Copyright, Invented To Combat Commercial Abuse, Has Become A Means Of Commercial Abuse
from the say-that-again dept
This post is from Jan Velterop, a long-time science publisher, who is one of earliest proponents of “open access” publishing. The following is actually a message he posted to an open access mailing list, which Mike Taylor republished. We asked if we, too, could republish it, and Velterop told us (as we tell people who ask us) that the work should be considered in the public domain, and to do what we want with it.
I’ve been following this discussion with increasing bemusement. Frankly, it’s getting ridiculous, at least in my humble opinion. A discussion such as this one about licensing and copyright only serves to demonstrate that copyright, once conceived as a way to stimulate and enable science and the arts, has degenerated into a way to frustrate, derange and debilitate knowledge exchange.
I’m not the first one to point out that absolutely anything, under any copyright license or none, could be abused for evil purposes or, in more mild circumstances, lead to misunderstandings and accidental abuse.
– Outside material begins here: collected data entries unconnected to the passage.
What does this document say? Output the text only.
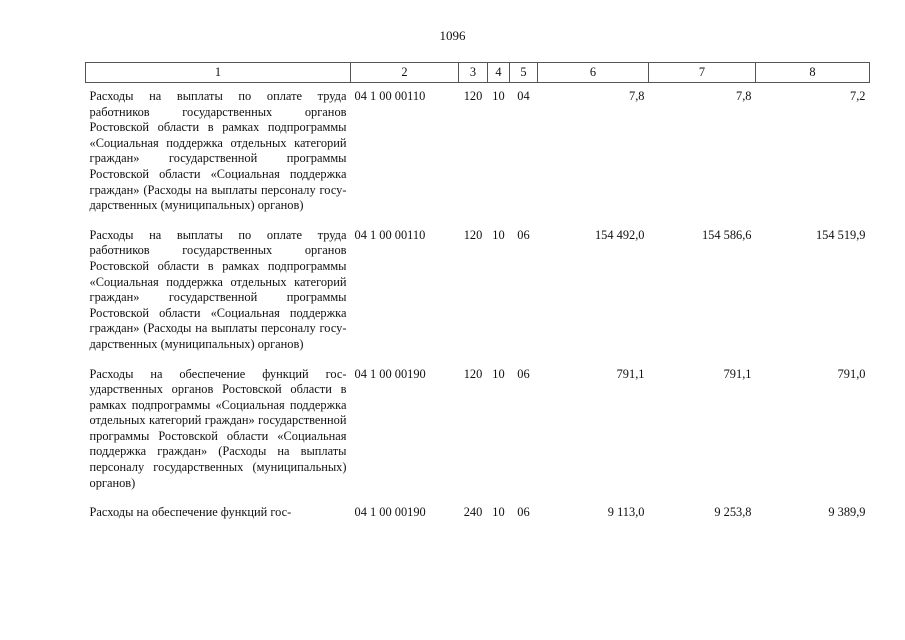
1096
1	2	3	4	5	6	7	8
Расходы на выплаты по оплате труда работников государственных органов Ростовской области в рамках подпрограммы «Социальная поддержка отдельных категорий граждан» государственной программы Ростовской области «Социальная поддержка граждан» (Расходы на выплаты персоналу государственных (муниципальных) органов)	04 1 00 00110	120	10	04	7,8	7,8	7,2
Расходы на выплаты по оплате труда работников государственных органов Ростовской области в рамках подпрограммы «Социальная поддержка отдельных категорий граждан» государственной программы Ростовской области «Социальная поддержка граждан» (Расходы на выплаты персоналу государственных (муниципальных) органов)	04 1 00 00110	120	10	06	154 492,0	154 586,6	154 519,9
Расходы на обеспечение функций государственных органов Ростовской области в рамках подпрограммы «Социальная поддержка отдельных категорий граждан» государственной программы Ростовской области «Социальная поддержка граждан» (Расходы на выплаты персоналу государственных (муниципальных) органов)	04 1 00 00190	120	10	06	791,1	791,1	791,0
Расходы на обеспечение функций гос-	04 1 00 00190	240	10	06	9 113,0	9 253,8	9 389,9
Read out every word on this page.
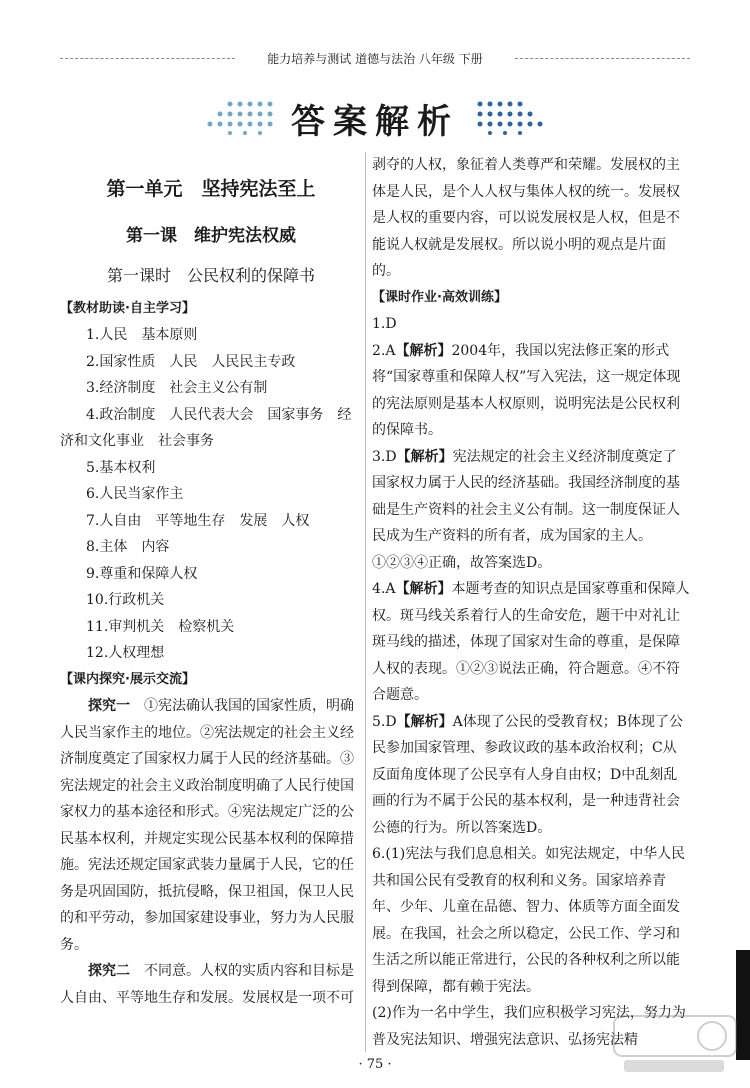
能力培养与测试 道德与法治 八年级 下册
答案解析
第一单元　坚持宪法至上
第一课　维护宪法权威
第一课时　公民权利的保障书
【教材助读·自主学习】
1.人民　基本原则
2.国家性质　人民　人民民主专政
3.经济制度　社会主义公有制
4.政治制度　人民代表大会　国家事务　经
济和文化事业　社会事务
5.基本权利
6.人民当家作主
7.人自由　平等地生存　发展　人权
8.主体　内容
9.尊重和保障人权
10.行政机关
11.审判机关　检察机关
12.人权理想
【课内探究·展示交流】
探究一　 ①宪法确认我国的国家性质，明确人民当家作主的地位。②宪法规定的社会主义经济制度奠定了国家权力属于人民的经济基础。③宪法规定的社会主义政治制度明确了人民行使国家权力的基本途径和形式。④宪法规定广泛的公民基本权利，并规定实现公民基本权利的保障措施。宪法还规定国家武装力量属于人民，它的任务是巩固国防，抵抗侵略，保卫祖国，保卫人民的和平劳动，参加国家建设事业，努力为人民服务。
探究二　 不同意。人权的实质内容和目标是人自由、平等地生存和发展。发展权是一项不可
剥夺的人权，象征着人类尊严和荣耀。发展权的主体是人民，是个人人权与集体人权的统一。发展权是人权的重要内容，可以说发展权是人权，但是不能说人权就是发展权。所以说小明的观点是片面的。
【课时作业·高效训练】
1.D
2.A【解析】2004年，我国以宪法修正案的形式将“国家尊重和保障人权”写入宪法，这一规定体现的宪法原则是基本人权原则，说明宪法是公民权利的保障书。
3.D【解析】宪法规定的社会主义经济制度奠定了国家权力属于人民的经济基础。我国经济制度的基础是生产资料的社会主义公有制。这一制度保证人民成为生产资料的所有者，成为国家的主人。①②③④正确，故答案选D。
4.A【解析】本题考查的知识点是国家尊重和保障人权。斑马线关系着行人的生命安危，题干中对礼让斑马线的描述，体现了国家对生命的尊重，是保障人权的表现。①②③说法正确，符合题意。④不符合题意。
5.D【解析】A体现了公民的受教育权；B体现了公民参加国家管理、参政议政的基本政治权利；C从反面角度体现了公民享有人身自由权；D中乱刻乱画的行为不属于公民的基本权利，是一种违背社会公德的行为。所以答案选D。
6.(1)宪法与我们息息相关。如宪法规定，中华人民共和国公民有受教育的权利和义务。国家培养青年、少年、儿童在品德、智力、体质等方面全面发展。在我国，社会之所以稳定，公民工作、学习和生活之所以能正常进行，公民的各种权利之所以能得到保障，都有赖于宪法。
(2)作为一名中学生，我们应积极学习宪法，努力为普及宪法知识、增强宪法意识、弘扬宪法精
· 75 ·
I agree with all those who said it.
The issue here is what science and scientific results stand for. Their purpose is emphatically not “to be copyrightable items.” Copyright, invented to combat commercial abuse, has become a means of commercial abuse. The purpose of science and scientific results is to enrich the world’s knowledge. Any commercial advantage – appropriate for industrially funded research – can be had by 1) keeping results secret (i.e. not publishing them), or 2) getting a patent. Science, particularly modern science, is nothing without a liberal exchange of ideas and information.
Ideally, scientific publications are not copyrightable at all, and community standards take care of proper acknowledgement. We don’t live in an ideal world, so we have to get as close as we can to that ideal, and that is by ameliorating the insidious pernicious effects of copyright with CC-Zero and CC-BY licences.
The existence of the NC rider or stipulation for CC licences is unfortunate and quite damaging. Mainly because of the vagueness and ambiguity of what “commercial use” means. Ideas in published articles can be freely used for commercial purposes of any kind, as ideas are not copyrightable. Only “the way the ideas have been formulated” is covered by copyright, and thus by the NC clause in copyright licenses. In my interpretation, that means that most usage of published material that is not a straightforward selling of text or images can be freely done. But that’s my interpretation. And that’s exactly where it rubs, because all the NC clause does is introduce hypothetical difficulties and liabilities. As a result of which, NC practically means: “stay away from using this material, because you never know with all those predatory legal eagles around.” In other words, it’s virtually useless for modern, sophisticated scientific knowledge discovery, which doesn’t just consist of reading papers any longer, but increasingly relies on the ability to machine-process large amounts of relevant information, as human ocular reading of even a fraction of the information is not possible anymore. At least not in most fast-moving areas of the sciences. Read this article, or similar ones, if you want to be convinced: “On the impossibility of being expert” BMJ 2010; 341 doi: http://dx.doi.org/10.1136/bmj.c6815 (Published 14 December 2010 – unfortunately behind a paywall).
The taxpayer angle (“must be open because the taxpayer paid for it”), leading to Kent Andersonian notions of knowledge protectionism (“results of research paid by US taxpayers should not be available to non-US citizens unless they pay for it”), is a most unfortunate, visceral and primitive reaction and a complete red herring. For many reasons, not least because the taxpayer, or vicariously the taxman, isn’t the party that pockets any money paid for paywalled information. Besides, how far do you go? Americans not being allowed to stay alive due to a cure that was developed with public money in Switzerland unless they pay through the nose for it to the Swiss tax authorities? The “as-long-as-I-am-well-the-rest-of-you-can-go-to-hell” personality disorder. The whole idea is so against the ethos of science that those even thinking in that direction must be taken to be utterly and entirely unsuitable to any role in the scientific community.